A couple of years ago when Nirbhaya aka Jyoti Singh, who was raped in a moving bus in Delhi, succumbed to her injuries, thousands of people had taken to the streets. Protests against rape had raged across the country and eventually the adults among the perpetrators were sentenced to death. Isn’t that exemplary punishment enough? But has that stopped rapes from happening? No, they have continued.
Last year in India an average of 87 rape cases were registered per day. In the entire country the number of crimes reported to have been committed against women were around 4,05,861. Surely the number of cases that went unreported was much higher. Especially in this subcontinent whenever we come across an official number it is understood that we have to take the real number to be nearly twice, thrice or even four times. And do that we must, for not many women actually end up registering cases of sexual violence! Which woman can dare report a man’s crime in his own social set-up and still hope to survive unscathed! Women are forced to bury their heads and endure, and doing so has become a habit for them.
Cases of violence against women are not decreasing, rather the number is on the rise. Whatever the number was in 2018, it increased by nearly sevenfold by the very next year. As per data from the NCRB (National Crime Records Bureau) there were 3, 78, 236 cases of violence against women registered in 2018 and the number of rape cases were 33, 356. That number was 32, 559 in 2017, which means it’s only increasing every year. Will these numbers pile up and graze the sky? Women are becoming educated and self-reliant, rapists are being sentenced to death or life imprisonment, immense effort is being put in to spread awareness against rape, all sorts of government as well as private organisations are working round the clock to prevent rape and yet why have rapes not stopped happening? We must ask this question again and again and we must find the answer as well, not the fake answer but the right one.
Do such crimes of harassment, rape and murder happen only in India? Of course not, as the neighbouring countries are not content to be left behind. In Bangladesh 892 rape cases alone have been registered in the past eight months. We must accordingly figure out the number of cases where the crime wasn’t even reported. Gang rapes, raped and murdered, survivors committing suicide after the incident, and so on and so forth.
Just the other day I heard the news of a Chakma woman from the hills of Bangladesh who was raped by nine Bengali men. Was I surprised by the news? Not at all. When men restrain themselves from committing rape, they do so because they are afraid of the law or of getting caught and beaten up. Had there been a law today whereby men would be able to get away with any crime, then perhaps not a single man would spend a day without raping someone.
I read a newspaper report on a certain Monir Hossain from Chandpur, Faridgunj who had been raping his minor daughter for years. It was ultimately his wife who informed the police about his misdeeds and the daughter too confessed that her father had been sexually abusing her. Monir Hossain may have been arrested but there is no dearth of people like him in our society.

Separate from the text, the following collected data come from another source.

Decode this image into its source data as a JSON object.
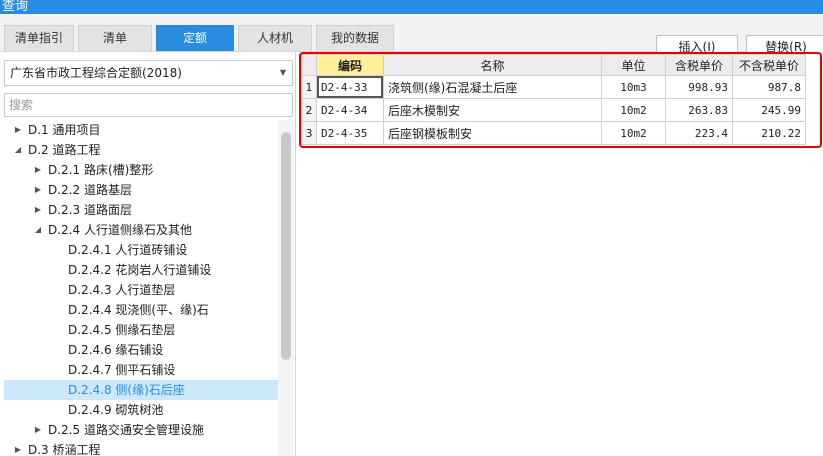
{
  "window": {
    "title": "查询"
  },
  "tabs": [
    {
      "label": "清单指引"
    },
    {
      "label": "清单"
    },
    {
      "label": "定额",
      "active": true
    },
    {
      "label": "人材机"
    },
    {
      "label": "我的数据"
    }
  ],
  "toolbar": {
    "insert_label": "插入(I)",
    "replace_label": "替换(R)"
  },
  "left_panel": {
    "quota_library": "广东省市政工程综合定额(2018)",
    "search_placeholder": "搜索",
    "tree": [
      {
        "label": "D.1 通用项目",
        "level": 0,
        "toggle": "collapsed"
      },
      {
        "label": "D.2 道路工程",
        "level": 0,
        "toggle": "expanded"
      },
      {
        "label": "D.2.1 路床(槽)整形",
        "level": 1,
        "toggle": "collapsed"
      },
      {
        "label": "D.2.2 道路基层",
        "level": 1,
        "toggle": "collapsed"
      },
      {
        "label": "D.2.3 道路面层",
        "level": 1,
        "toggle": "collapsed"
      },
      {
        "label": "D.2.4 人行道侧缘石及其他",
        "level": 1,
        "toggle": "expanded"
      },
      {
        "label": "D.2.4.1 人行道砖铺设",
        "level": 2,
        "toggle": "none"
      },
      {
        "label": "D.2.4.2 花岗岩人行道铺设",
        "level": 2,
        "toggle": "none"
      },
      {
        "label": "D.2.4.3 人行道垫层",
        "level": 2,
        "toggle": "none"
      },
      {
        "label": "D.2.4.4 现浇侧(平、缘)石",
        "level": 2,
        "toggle": "none"
      },
      {
        "label": "D.2.4.5 侧缘石垫层",
        "level": 2,
        "toggle": "none"
      },
      {
        "label": "D.2.4.6 缘石铺设",
        "level": 2,
        "toggle": "none"
      },
      {
        "label": "D.2.4.7 侧平石铺设",
        "level": 2,
        "toggle": "none"
      },
      {
        "label": "D.2.4.8 侧(缘)石后座",
        "level": 2,
        "toggle": "none",
        "selected": true
      },
      {
        "label": "D.2.4.9 砌筑树池",
        "level": 2,
        "toggle": "none"
      },
      {
        "label": "D.2.5 道路交通安全管理设施",
        "level": 1,
        "toggle": "collapsed"
      },
      {
        "label": "D.3 桥涵工程",
        "level": 0,
        "toggle": "collapsed"
      }
    ]
  },
  "grid": {
    "columns": [
      "",
      "编码",
      "名称",
      "单位",
      "含税单价",
      "不含税单价"
    ],
    "rows": [
      {
        "n": "1",
        "code": "D2-4-33",
        "name": "浇筑侧(缘)石混凝土后座",
        "unit": "10m3",
        "price_tax": "998.93",
        "price_notax": "987.8"
      },
      {
        "n": "2",
        "code": "D2-4-34",
        "name": "后座木模制安",
        "unit": "10m2",
        "price_tax": "263.83",
        "price_notax": "245.99"
      },
      {
        "n": "3",
        "code": "D2-4-35",
        "name": "后座钢模板制安",
        "unit": "10m2",
        "price_tax": "223.4",
        "price_notax": "210.22"
      }
    ]
  },
  "colors": {
    "accent": "#2a8ce0",
    "highlight_box": "#e60000",
    "header_highlight": "#ffef9a",
    "tree_selected_bg": "#cde8fb"
  },
  "icons": {
    "collapsed": "triangle-right-icon",
    "expanded": "triangle-down-icon",
    "dropdown": "chevron-down-icon"
  }
}
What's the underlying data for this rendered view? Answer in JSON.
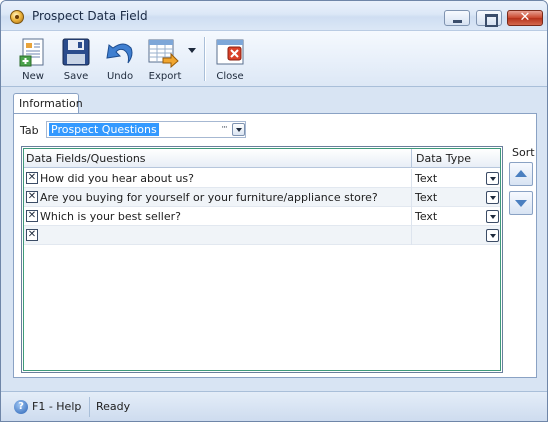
{
  "window": {
    "title": "Prospect Data Field"
  },
  "toolbar": {
    "new_label": "New",
    "save_label": "Save",
    "undo_label": "Undo",
    "export_label": "Export",
    "close_label": "Close"
  },
  "tabs": [
    {
      "label": "Information",
      "selected": true
    }
  ],
  "form": {
    "tab_label": "Tab",
    "tab_value": "Prospect Questions"
  },
  "grid": {
    "columns": [
      "Data Fields/Questions",
      "Data Type"
    ],
    "rows": [
      {
        "question": "How did you hear about us?",
        "type": "Text"
      },
      {
        "question": "Are you buying for yourself or your furniture/appliance store?",
        "type": "Text"
      },
      {
        "question": "Which is your best seller?",
        "type": "Text"
      },
      {
        "question": "",
        "type": ""
      }
    ]
  },
  "sort": {
    "label": "Sort"
  },
  "status": {
    "help": "F1 - Help",
    "state": "Ready"
  },
  "icons": {
    "app": "app-logo-icon",
    "new": "new-document-icon",
    "save": "floppy-disk-icon",
    "undo": "undo-arrow-icon",
    "export": "spreadsheet-export-icon",
    "close": "close-window-icon",
    "help": "help-question-icon"
  }
}
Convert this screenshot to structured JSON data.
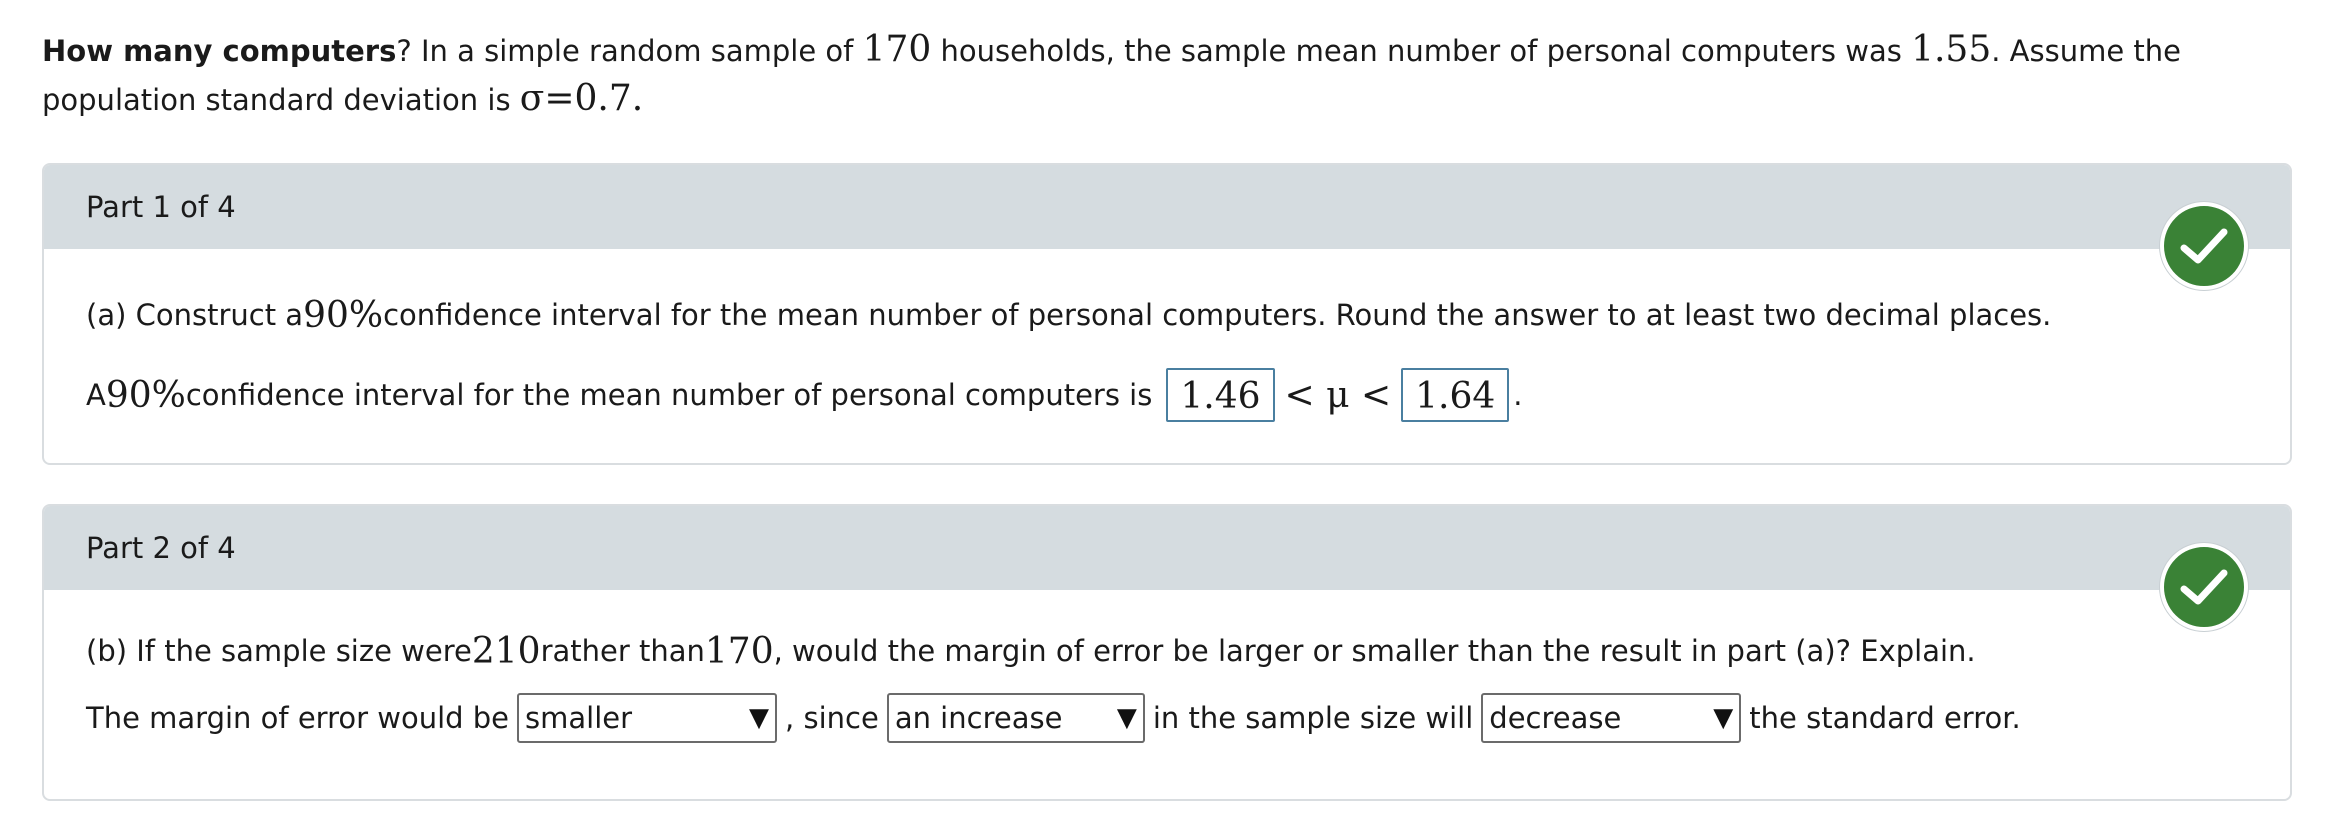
{
  "intro": {
    "title": "How many computers",
    "q_mark": "?",
    "text_1": " In a simple random sample of ",
    "n": "170",
    "text_2": " households, the sample mean number of personal computers was ",
    "mean": "1.55",
    "text_3": ". Assume the population standard deviation is ",
    "sigma": "σ=0.7",
    "text_4": "."
  },
  "part1": {
    "header": "Part 1 of 4",
    "q_prefix": "(a) Construct a ",
    "q_pct": "90%",
    "q_suffix": " confidence interval for the mean number of personal computers. Round the answer to at least two decimal places.",
    "a_prefix": "A ",
    "a_pct": "90%",
    "a_text": " confidence interval for the mean number of personal computers is",
    "lower": "1.46",
    "mu_expr": "< μ <",
    "upper": "1.64",
    "end": "."
  },
  "part2": {
    "header": "Part 2 of 4",
    "q_1": "(b) If the sample size were ",
    "q_n1": "210",
    "q_2": " rather than ",
    "q_n2": "170",
    "q_3": ", would the margin of error be larger or smaller than the result in part (a)? Explain.",
    "a_1": "The margin of error would be",
    "sel_1": "smaller",
    "a_2": ", since",
    "sel_2": "an increase",
    "a_3": "in the sample size will",
    "sel_3": "decrease",
    "a_4": "the standard error."
  },
  "colors": {
    "check_green": "#3a8236",
    "header_bg": "#d5dce0"
  },
  "icons": {
    "check": "check-icon",
    "dropdown": "triangle-down-icon"
  }
}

Our one greatest sorrow is that we as women, whether we are part of the minority or the majority, are never safe. That’s because, as ill-fated as we are, we inhabit this society with certain individuals many of who are not really men but mere dicks, deaf and dumb dicks. Until and unless these dicks evolve into actual human beings, rapes will continue to happen.
There’s nothing to be proud of being a dick, even though patriarchy provides one lifelong encouragement to be just that.
At the moment of birth a glimpse of the new-born child’s penis sparks elation in the family. That’s when it all starts. From that moment the way a male child is pampered, the amount of money and resources that is spent on him, the dreams and aspirations that are carefully nurtured around him, it all contributes to elevating him to the status of a king in the household. And kings are bound to be arrogant, they are bound to be susceptible to taking things for granted. From the moment they are born boys are taught that they are precious because they are boys and that the numerous girls in the family or in society, none of them are as precious as he. That women were born to serve men, to be objects that men can consume as well as to bear his children. Whatever they are taught, they behave accordingly. Rapes will continue to happen as long as society continues to consider men more valuable than women. Rapists are brainwashed people. They have been brainwashed relentlessly by family, society and the state. In the family laws drawn up by the state it is men who have more rights. The socio-political sphere is a male domain, it’s only men who are celebrated there just as men are the heads of families. We must attempt to demolish this patriarchal framework, only then can true equality be achieved. If we don’t discuss the equal rights of genders, there is no way rapes can be stopped. Lords oppress their slaves, that’s how such a feudal system has always worked. Rape is a form of oppression.
Building an equal society, guaranteeing equal rights for all and demolishing all patriarchal social structures are only ways in which we can combat the rape and oppression of women.